We have all become very complacent and this complacency doesn't change until the victim becomes a family member, or somebody known to us.

It is difficult to establish just how many people around the world each year, survive the impact of an accident, only to be trapped and incinerated when the vehicle becomes engulfed in flames.

Because most deaths that occur in a fiery car crash are recorded as "death by impact" and not a death involving a "fiery road accident," the statistics for the number of people killed in car crash fires is extremely low. This low number is considered acceptable, and referred to by many as insignificant.

For years, these low statistics have led the representatives of the "Automotive Industry" and "Government Road Safety Councils" to believe that the current fire prevention equipment and policies are adequate, so no further changes are warranted.

If we are ever going to see improvements to the fire prevention equipment in motor vehicles, then a change is going to have to be made to the manner of recording the statistics.

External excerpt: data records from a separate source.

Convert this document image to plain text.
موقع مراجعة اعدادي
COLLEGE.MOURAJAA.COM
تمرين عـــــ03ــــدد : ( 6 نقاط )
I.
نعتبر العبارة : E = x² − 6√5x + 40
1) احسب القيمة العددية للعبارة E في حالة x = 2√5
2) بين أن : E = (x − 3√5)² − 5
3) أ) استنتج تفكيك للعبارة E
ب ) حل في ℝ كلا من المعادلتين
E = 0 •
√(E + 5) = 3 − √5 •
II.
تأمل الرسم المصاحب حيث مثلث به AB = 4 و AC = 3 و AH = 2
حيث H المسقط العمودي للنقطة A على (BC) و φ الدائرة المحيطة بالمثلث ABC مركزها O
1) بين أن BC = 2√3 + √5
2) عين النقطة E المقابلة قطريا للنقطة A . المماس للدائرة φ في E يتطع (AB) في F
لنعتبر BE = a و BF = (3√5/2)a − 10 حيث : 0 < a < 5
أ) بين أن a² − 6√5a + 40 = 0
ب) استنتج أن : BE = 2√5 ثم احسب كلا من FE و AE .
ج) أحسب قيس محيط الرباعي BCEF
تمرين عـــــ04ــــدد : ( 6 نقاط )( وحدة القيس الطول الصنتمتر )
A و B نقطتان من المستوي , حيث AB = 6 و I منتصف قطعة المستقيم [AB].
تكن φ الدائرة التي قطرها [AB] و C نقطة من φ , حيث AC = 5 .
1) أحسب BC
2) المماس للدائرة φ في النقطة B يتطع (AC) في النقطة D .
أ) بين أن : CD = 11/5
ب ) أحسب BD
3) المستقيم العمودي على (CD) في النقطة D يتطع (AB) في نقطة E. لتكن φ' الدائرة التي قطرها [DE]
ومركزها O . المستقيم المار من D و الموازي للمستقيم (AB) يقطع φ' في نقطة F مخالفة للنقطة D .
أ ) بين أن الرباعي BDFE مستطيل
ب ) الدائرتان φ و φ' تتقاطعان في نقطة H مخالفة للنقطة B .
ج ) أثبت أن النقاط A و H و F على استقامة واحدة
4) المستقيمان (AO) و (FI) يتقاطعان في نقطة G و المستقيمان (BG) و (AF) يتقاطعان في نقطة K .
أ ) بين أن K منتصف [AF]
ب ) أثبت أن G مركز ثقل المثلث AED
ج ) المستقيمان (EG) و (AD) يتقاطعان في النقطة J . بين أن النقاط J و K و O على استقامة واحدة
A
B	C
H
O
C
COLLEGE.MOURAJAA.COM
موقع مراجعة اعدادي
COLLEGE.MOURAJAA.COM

Regardless of the severity of the injuries received in an accident, if paramedics were able to attend to a victim, the injured person would have some chance of SURVIVAL or even REVIVAL. Once a vehicle erupts in flames, just about any chance of survival is eliminated and then the death is a result of asphyxiation or incineration, but would probably be recorded as impact related.

Any person that is deceased when removed from a burnt out vehicle should have their death recorded in the statistics for the number of persons killed in a "fiery road accident."

In the United States, it is estimated that hundreds of people die this way every year and thousands more receive burns, ranging from serious – moderate – minor degree.

It is acknowledged that because of the severity of their injuries, a large number of these seriously burnt persons will also pass away. These people who pass away at a later date should also be included in the statistics for the number of persons killed in a "fiery road accident."

Although there hasn't been any statistics available in Australia since the year 2001, the number would be significant.

From a compassionate point of view, it is understandable why most of these deaths are recorded as an impact related "road fatality", rather than a death resulting from a "fiery road accident".

Unfortunately, this compassion has been responsible for the distortion of the statistics. The true number of people killed in car crash fires is much greater than what the statistics indicate but without accurate records it is difficult to prove.

We don't make the above statements through lack of compassion, to the contrary. In order to reduce the number of people killed or injured each year, the magnitude of the problem must be acknowledged.